A juzgar por el tono que aquella persona (le parecía que la palabra «esposa» era desproporcionada) utilizó para recalcar que solía ser mucho más cómodo dormir en habitaciones separadas (cosa que él se abstuvo de discutir) y que por lo que a ella se refería estaba acostumbrada a dormir sola (él se abstuvo de hacer comentarios), no tuvo más remedio que concluir que se esperaba de él que esa misma noche tomase parte activa en la primera violación de aquella costumbre. A medida que la oscuridad iba cerrándose gradualmente al otro lado de la ventana, y que él iba sintiéndose cada vez más necio por estar sentado junto al sofá que ella ocupaba en la salita, por seguir comprimiendo o llevando a su tensa quijada, siempre en silencio, aquella ominosamente dócil mano de dorso lustroso y salpicado de pecas azuladas, fue percibiendo, con mayor claridad que nunca, que había llegado el momento decisivo, que ya no había escapatoria posible de lo que él mismo había previsto desde hacía mucho tiempo, aunque sin dedicarle apenas atención (cuando llegue eso, ya me las arreglaré como sea); este momento estaba ahora llamando a la puerta y era absolutamente claro que él (el pequeño Gulliver) iba a ser incapaz, desde el punto de vista físico, de abordar los anchos huesos, las múltiples cavernas, el abultado terciopelo, los amorfos tobillos, la repulsivamente torcida conformación de la pesada pelvis, por no hablar de las rancias emanaciones de su marchita piel y los aún no vistos milagros de la cirugía..., y aquí se le quedó la imaginación como colgada de un alambre de espino.
Ya en la cena, cuando rechazó vacilando una segunda copa de vino y, luego, al aparentar que cedía a la tentación, le explicó a ella, en prevención de lo que pudiera ocurrir, que en los momentos de júbilo solía padecer variados y diversos dolores angulares. Y así, ahora comenzó a soltarle gradualmente la mano y, fingiendo de forma bastante tosca que tenía pinchazos en las sienes, dijo que saldría a respirar un poco de aire fresco.

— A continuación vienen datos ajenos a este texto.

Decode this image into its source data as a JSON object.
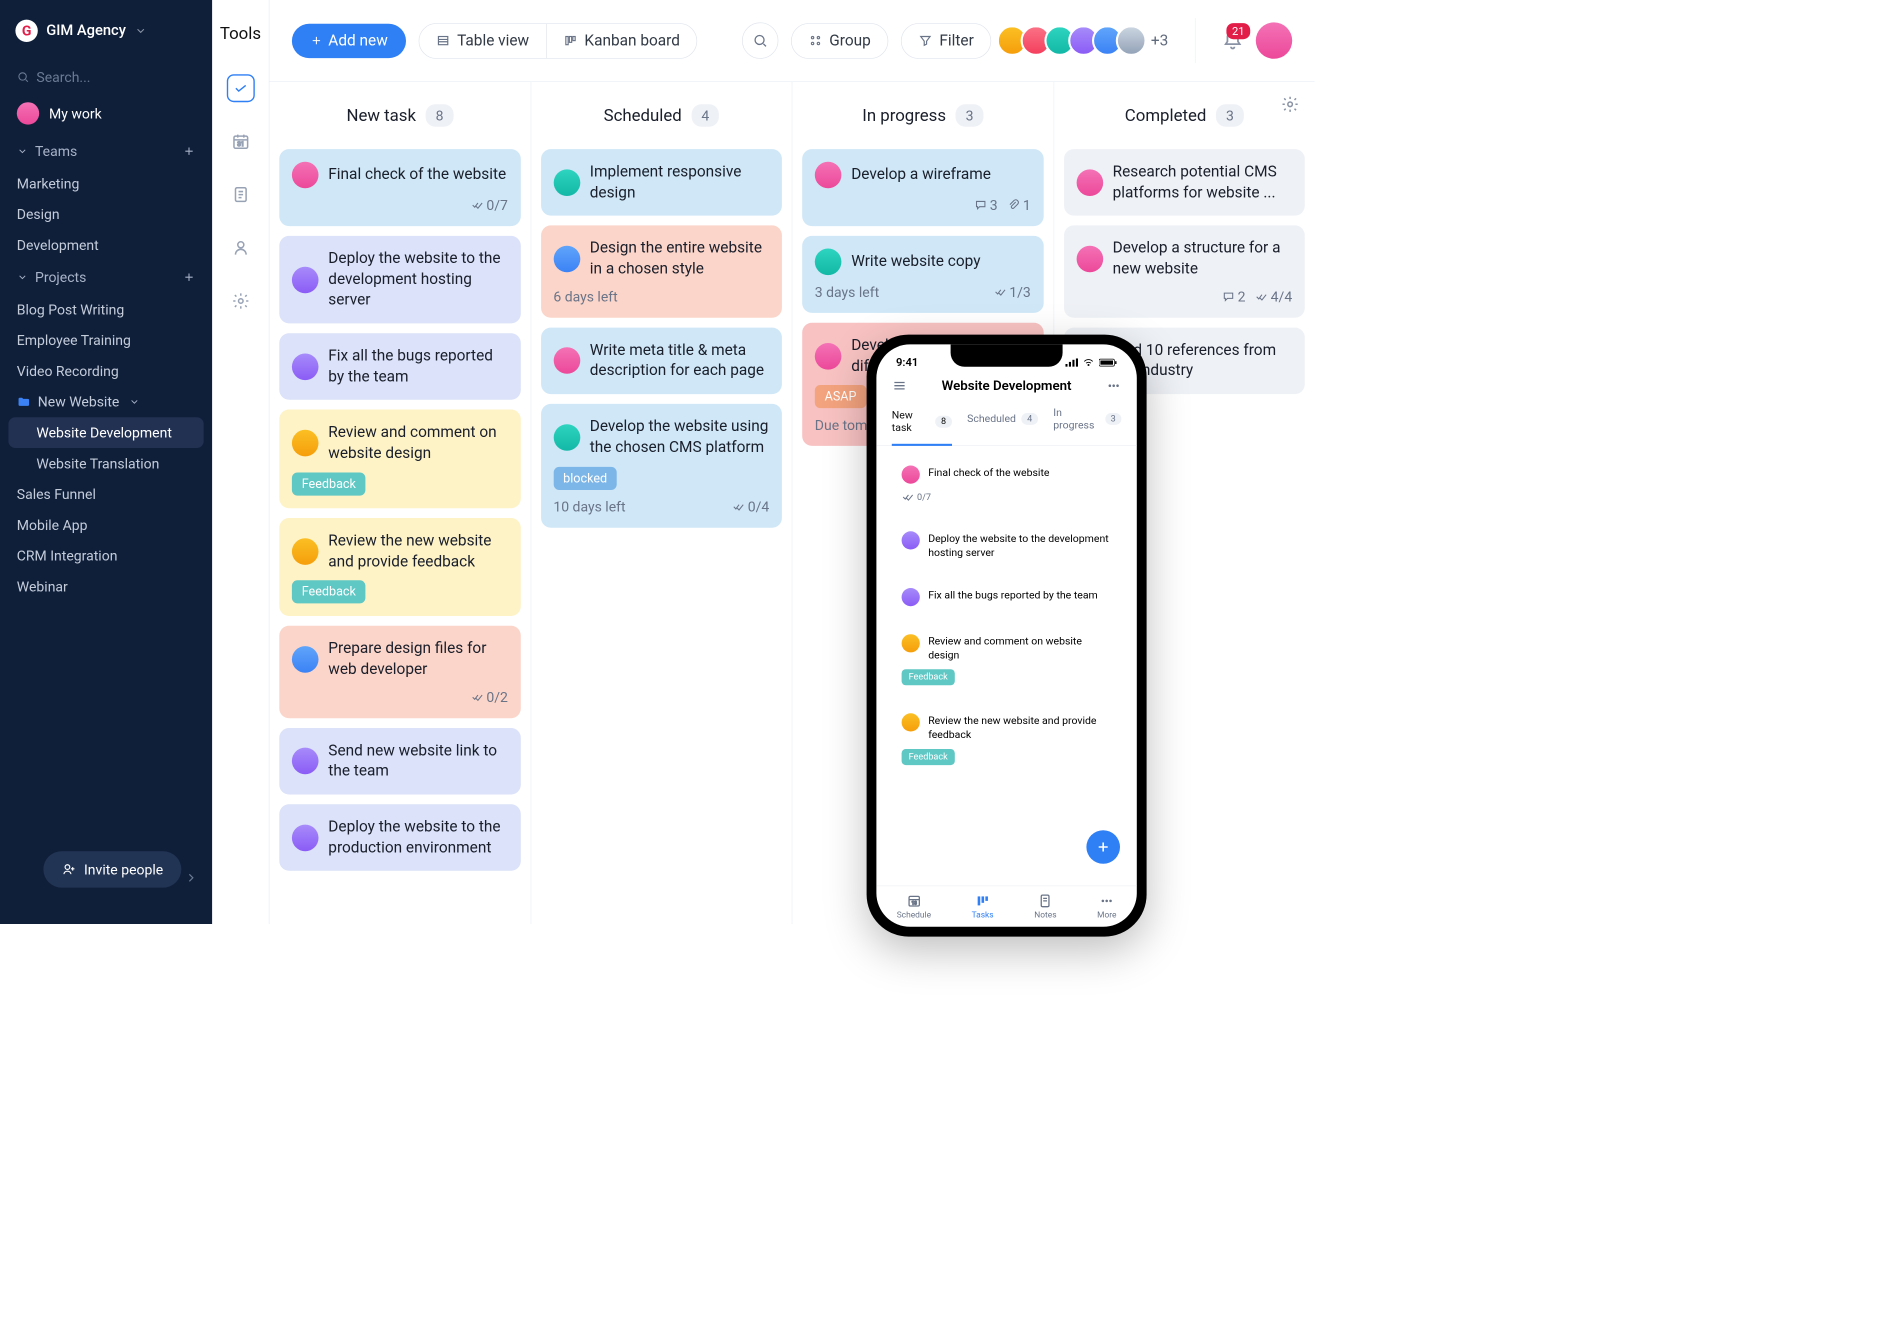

Compréndelo —añadió, fijándose en la mirada extrañamente atenta (¿o empezaba quizás a ser víctima de su imaginación?) de aquellos dos ojos y aquella verruga— , compréndelo... La felicidad es para mí una sensación nueva... Y tu misma proximidad... No, jamás me atreví siquiera a soñar que tendría una esposa tan...
Bien, pero no tardes. Me acuesto temprano, y no me gusta que me despierten —contestó ella, echando a perder su recién estrenada permanente, y aplicando la uña al botón superior de su chaleco; luego le propinó un empujoncito, y él comprendió que no se le autorizaba a declinar la invitación.